Posted on 14. Feb, 2010 by in Epilepsy, Mom - Parenting - Family

Once upon a time, I was an average, healthy 26 year-old woman. I had a part-time job at my husband’s office and I enjoyed going shopping by myself or going places with friends.  I had a brand-new convertible Beetle that I loved to drive.

That all changed when I began having unexplained seizures in 2005.

On an out-of-state vacation with my husband, I went to sleep with plans of visiting my grandmother the next morning. Instead, I woke up confused and afraid in a hospital bed. I had my first seizure in the hotel that evening.

My husband had no idea what was going on, so he called 911 and the paramedics took me to the nearest hospital. I went into convulsions yet again once I was there. The doctors hypothesized that the seizures were due to the fact that I had been sick, taking various over-the-counter cold medications, and traveling with little sleep. They prescribed Trileptal and recommended that I get back to Florida as soon as possible and see a neurologist once I was home.

Since that initial incident, I’ve had several more seizures and partial seizures. I’ve even had panic attacks in elevators because that feeling of “going down and landing” in an elevator reminds me of the feeling I have just before a seizure begins. Fortunately, I don’t remember what goes on during the actual grand-mal seizures, but I get that “elevator feeling” right before having partial seizures. Those give me extreme confusion with an inability to speak clearly, and leave me very tired.

With every incident, my doctors increased my dosage of medication because it was not controlling things well enough. My daily dose of Trileptal is now three times what it was back in 2005, but I am one of the fortunate ones. My seizures are under control with the Trileptal, but it’s a very expensive prescription and my body does not tolerate the generic version of the drug. This month’s supply cost me just under $300.

I was originally told that I should not have children due to my “condition,” but I switched to a new neurosurgeon that told me otherwise. I have a beautiful, healthy one-year old and I have been seizure-free for two years.

Living with epilepsy has definitely been a life-changing experience. Prescriptions and visits to specialists are very expensive. The seizures have stopped for now, but I have not driven a car in a few years because I’m still afraid of what could happen. I hope to start driving again soon. The raised eyebrows I see when I tell people that I do not drive make me feel a little funny.

I was proud to participate in the 2009 National Walk for Epilepsy with my husband, my daughter, and my parents. It was an eye-opening experience to see so many others brave the cold, wet weather to raise money for epilepsy research!

I’m so excited to be returning to Washington in 2010!

The money we raise will go to fight stigma, raise awareness and find a cure for epilepsy. I need your support, so please do anything you can, join my team, register as an individual or make a donation to the Epilepsy Foundation on my behalf.

Thank you so much for all of your support!

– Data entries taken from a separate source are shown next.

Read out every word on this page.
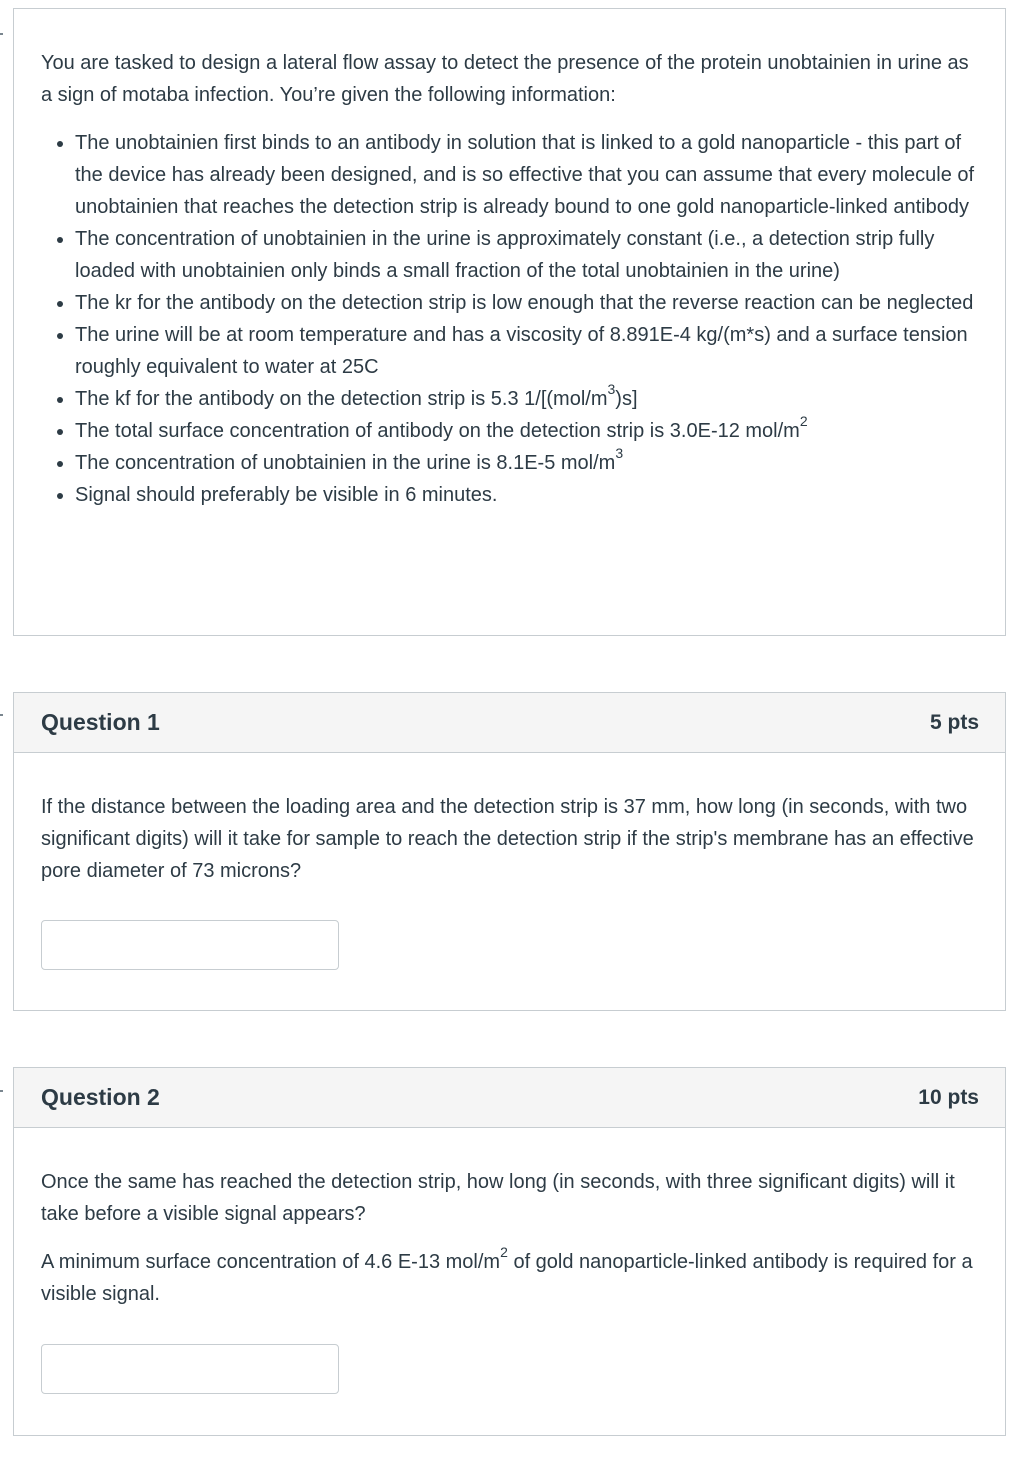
You are tasked to design a lateral flow assay to detect the presence of the protein unobtainien in urine as a sign of motaba infection. You’re given the following information:

• The unobtainien first binds to an antibody in solution that is linked to a gold nanoparticle - this part of the device has already been designed, and is so effective that you can assume that every molecule of unobtainien that reaches the detection strip is already bound to one gold nanoparticle-linked antibody
• The concentration of unobtainien in the urine is approximately constant (i.e., a detection strip fully loaded with unobtainien only binds a small fraction of the total unobtainien in the urine)
• The kr for the antibody on the detection strip is low enough that the reverse reaction can be neglected
• The urine will be at room temperature and has a viscosity of 8.891E-4 kg/(m*s) and a surface tension roughly equivalent to water at 25C
• The kf for the antibody on the detection strip is 5.3 $1/[(mol/m^3)s]$
• The total surface concentration of antibody on the detection strip is 3.0E-12 mol/$m^2$
• The concentration of unobtainien in the urine is 8.1E-5 mol/$m^3$
• Signal should preferably be visible in 6 minutes.
Question 1	5 pts

If the distance between the loading area and the detection strip is 37 mm, how long (in seconds, with two significant digits) will it take for sample to reach the detection strip if the strip's membrane has an effective pore diameter of 73 microns?

Question 2	10 pts

Once the same has reached the detection strip, how long (in seconds, with three significant digits) will it take before a visible signal appears?

A minimum surface concentration of 4.6 E-13 mol/$m^2$ of gold nanoparticle-linked antibody is required for a visible signal.
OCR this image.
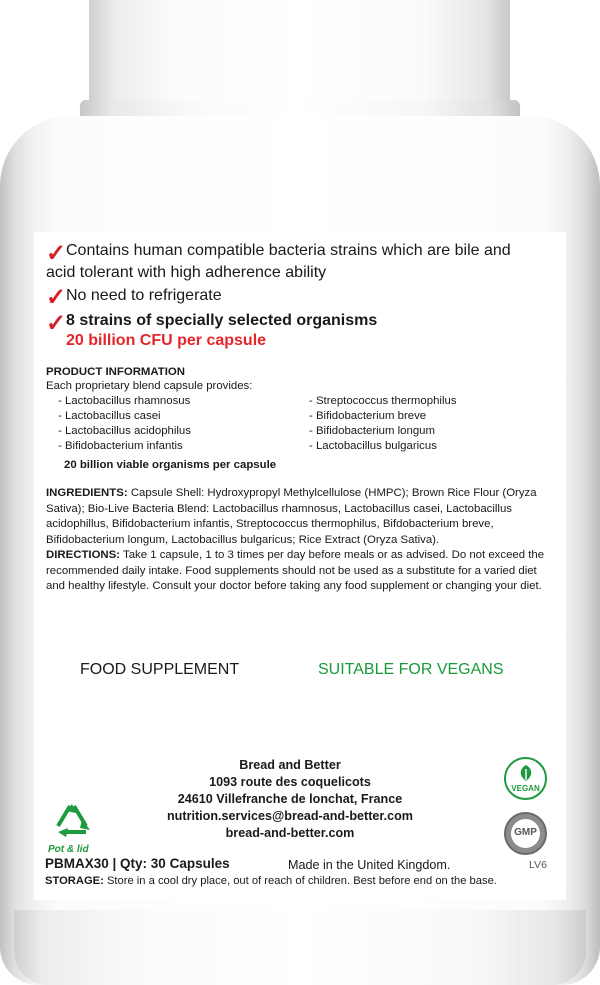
✓ Contains human compatible bacteria strains which are bile and
acid tolerant with high adherence ability
✓ No need to refrigerate
✓ 8 strains of specially selected organisms
20 billion CFU per capsule
PRODUCT INFORMATION
Each proprietary blend capsule provides:
- Lactobacillus rhamnosus
- Lactobacillus casei
- Lactobacillus acidophilus
- Bifidobacterium infantis
- Streptococcus thermophilus
- Bifidobacterium breve
- Bifidobacterium longum
- Lactobacillus bulgaricus
20 billion viable organisms per capsule
INGREDIENTS: Capsule Shell: Hydroxypropyl Methylcellulose (HMPC); Brown Rice Flour (Oryza Sativa); Bio-Live Bacteria Blend: Lactobacillus rhamnosus, Lactobacillus casei, Lactobacillus acidophillus, Bifidobacterium infantis, Streptococcus thermophilus, Bifdobacterium breve, Bifidobacterium longum, Lactobacillus bulgaricus; Rice Extract (Oryza Sativa).
DIRECTIONS: Take 1 capsule, 1 to 3 times per day before meals or as advised. Do not exceed the recommended daily intake. Food supplements should not be used as a substitute for a varied diet and healthy lifestyle. Consult your doctor before taking any food supplement or changing your diet.
FOOD SUPPLEMENT	SUITABLE FOR VEGANS
Bread and Better
1093 route des coquelicots
24610 Villefranche de lonchat, France
nutrition.services@bread-and-better.com
bread-and-better.com
Pot & lid
VEGAN
GMP
PBMAX30 | Qty: 30 Capsules	Made in the United Kingdom.	LV6
STORAGE: Store in a cool dry place, out of reach of children. Best before end on the base.
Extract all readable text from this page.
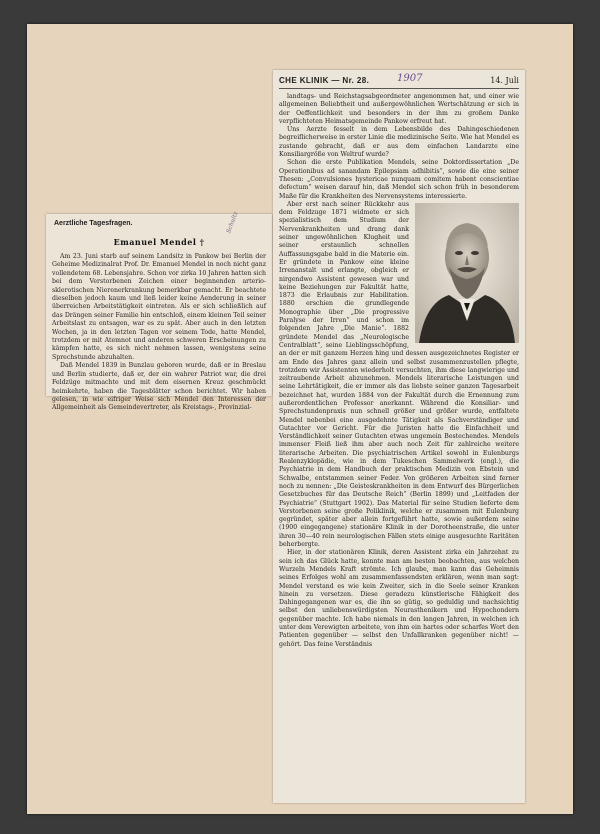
Aerztliche Tagesfragen.	Schultz
Emanuel Mendel †

Am 23. Juni starb auf seinem Landsitz in Pankow bei Berlin der Geheime Medizinalrat Prof. Dr. Emanuel Mendel in noch nicht ganz vollendetem 68. Lebensjahre. Schon vor zirka 10 Jahren hatten sich bei dem Verstorbenen Zeichen einer beginnenden arterio-sklerotischen Nierenerkrankung bemerkbar gemacht. Er beachtete dieselben jedoch kaum und ließ leider keine Aenderung in seiner überreichen Arbeitstätigkeit eintreten. Als er sich schließlich auf das Drängen seiner Familie hin entschloß, einem kleinen Teil seiner Arbeitslast zu entsagen, war es zu spät. Aber auch in den letzten Wochen, ja in den letzten Tagen vor seinem Tode, hatte Mendel, trotzdem er mit Atemnot und anderen schweren Erscheinungen zu kämpfen hatte, es sich nicht nehmen lassen, wenigstens seine Sprechstunde abzuhalten.

Daß Mendel 1839 in Bunzlau geboren wurde, daß er in Breslau und Berlin studierte, daß er, der ein wahrer Patriot war, die drei Feldzüge mitmachte und mit dem eisernen Kreuz geschmückt heimkehrte, haben die Tagesblätter schon berichtet. Wir haben gelesen, in wie eifriger Weise sich Mendel den Interessen der Allgemeinheit als Gemeindevertreter, als Kreistags-, Provinzial-

CHE KLINIK — Nr. 28.	1907	14. Juli

landtags- und Reichstagsabgeordneter angenommen hat, und einer wie allgemeinen Beliebtheit und außergewöhnlichen Wertschätzung er sich in der Oeffentlichkeit und besonders in der ihm zu großem Danke verpflichteten Heimatsgemeinde Pankow erfreut hat.

Uns Aerzte fesselt in dem Lebensbilde des Dahingeschiedenen begreiflicherweise in erster Linie die medizinische Seite. Wie hat Mendel es zustande gebracht, daß er aus dem einfachen Landarzte eine Konsiliargröße von Weltruf wurde?

Schon die erste Publikation Mendels, seine Doktordissertation „De Operationibus ad sanandam Epilepsiam adhibitis“, sowie die eine seiner Thesen: „Convulsiones hystericae nunquam comitem habent conscientiae defectum“ weisen darauf hin, daß Mendel sich schon früh in besonderem Maße für die Krankheiten des Nervensystems interessierte.

Aber erst nach seiner Rückkehr aus dem Feldzuge 1871 widmete er sich spezialistisch dem Studium der Nervenkrankheiten und drang dank seiner ungewöhnlichen Klugheit und seiner erstaunlich schnellen Auffassungsgabe bald in die Materie ein. Er gründete in Pankow eine kleine Irrenanstalt und erlangte, obgleich er nirgendwo Assistent gewesen war und keine Beziehungen zur Fakultät hatte, 1873 die Erlaubnis zur Habilitation. 1880 erschien die grundlegende Monographie über „Die progressive Paralyse der Irren“ und schon im folgenden Jahre „Die Manie“. 1882 gründete Mendel das „Neurologische Centralblatt“, seine Lieblingsschöpfung, an der er mit ganzem Herzen hing und dessen ausgezeichnetes Register er am Ende des Jahres ganz allein und selbst zusammenzustellen pflegte, trotzdem wir Assistenten wiederholt versuchten, ihm diese langwierige und zeitraubende Arbeit abzunehmen. Mendels literarische Leistungen und seine Lehrtätigkeit, die er immer als das liebste seiner ganzen Tagesarbeit bezeichnet hat, wurden 1884 von der Fakultät durch die Ernennung zum außerordentlichen Professor anerkannt. Während die Konsiliar- und Sprechstundenpraxis nun schnell größer und größer wurde, entfaltete Mendel nebenbei eine ausgedehnte Tätigkeit als Sachverständiger und Gutachter vor Gericht. Für die Juristen hatte die Einfachheit und Verständlichkeit seiner Gutachten etwas ungemein Bestechendes. Mendels immenser Fleiß ließ ihm aber auch noch Zeit für zahlreiche weitere literarische Arbeiten. Die psychiatrischen Artikel sowohl in Eulenburgs Realenzyklopädie, wie in dem Tukeschen Sammelwerk (engl.), die Psychiatrie in dem Handbuch der praktischen Medizin von Ebstein und Schwalbe, entstammen seiner Feder. Von größeren Arbeiten sind ferner noch zu nennen: „Die Geisteskrankheiten in dem Entwurf des Bürgerlichen Gesetzbuches für das Deutsche Reich“ (Berlin 1899) und „Leitfaden der Psychiatrie“ (Stuttgart 1902). Das Material für seine Studien lieferte dem Verstorbenen seine große Poliklinik, welche er zusammen mit Eulenburg gegründet, später aber allein fortgeführt hatte, sowie außerdem seine (1900 eingegangene) stationäre Klinik in der Dorotheenstraße, die unter ihren 30—40 rein neurologischen Fällen stets einige ausgesuchte Raritäten beherbergte.

Hier, in der stationären Klinik, deren Assistent zirka ein Jahrzehnt zu sein ich das Glück hatte, konnte man am besten beobachten, aus welchen Wurzeln Mendels Kraft strömte. Ich glaube, man kann das Geheimnis seines Erfolges wohl am zusammenfassendsten erklären, wenn man sagt: Mendel verstand es wie kein Zweiter, sich in die Seele seiner Kranken hinein zu versetzen. Diese geradezu künstlerische Fähigkeit des Dahingegangenen war es, die ihn so gütig, so geduldig und nachsichtig selbst den unliebenswürdigsten Neurasthenikern und Hypochondern gegenüber machte. Ich habe niemals in den langen Jahren, in welchen ich unter dem Verewigten arbeitete, von ihm ein hartes oder scharfes Wort den Patienten gegenüber — selbst den Unfallkranken gegenüber nicht! — gehört. Das feine Verständnis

3 Responses to “2010 National Walk for Epilepsy”

  1. melanie fernandez 14 February 2010 at 12:16 pm #

    you can count on me. just need to wait for payday. xoxoxoxo.

  2. Melissa 14 February 2010 at 1:31 pm #

    Thanks Mel. I normally hate it when people go around asking for money, but this is the one charity that I feel comfy supporting, for obvious reasons.

  3. bryan farley 25 April 2010 at 1:06 pm #

    Great to find you. Let me know if I have any photos of you on my site. I will also link to your page in a future article.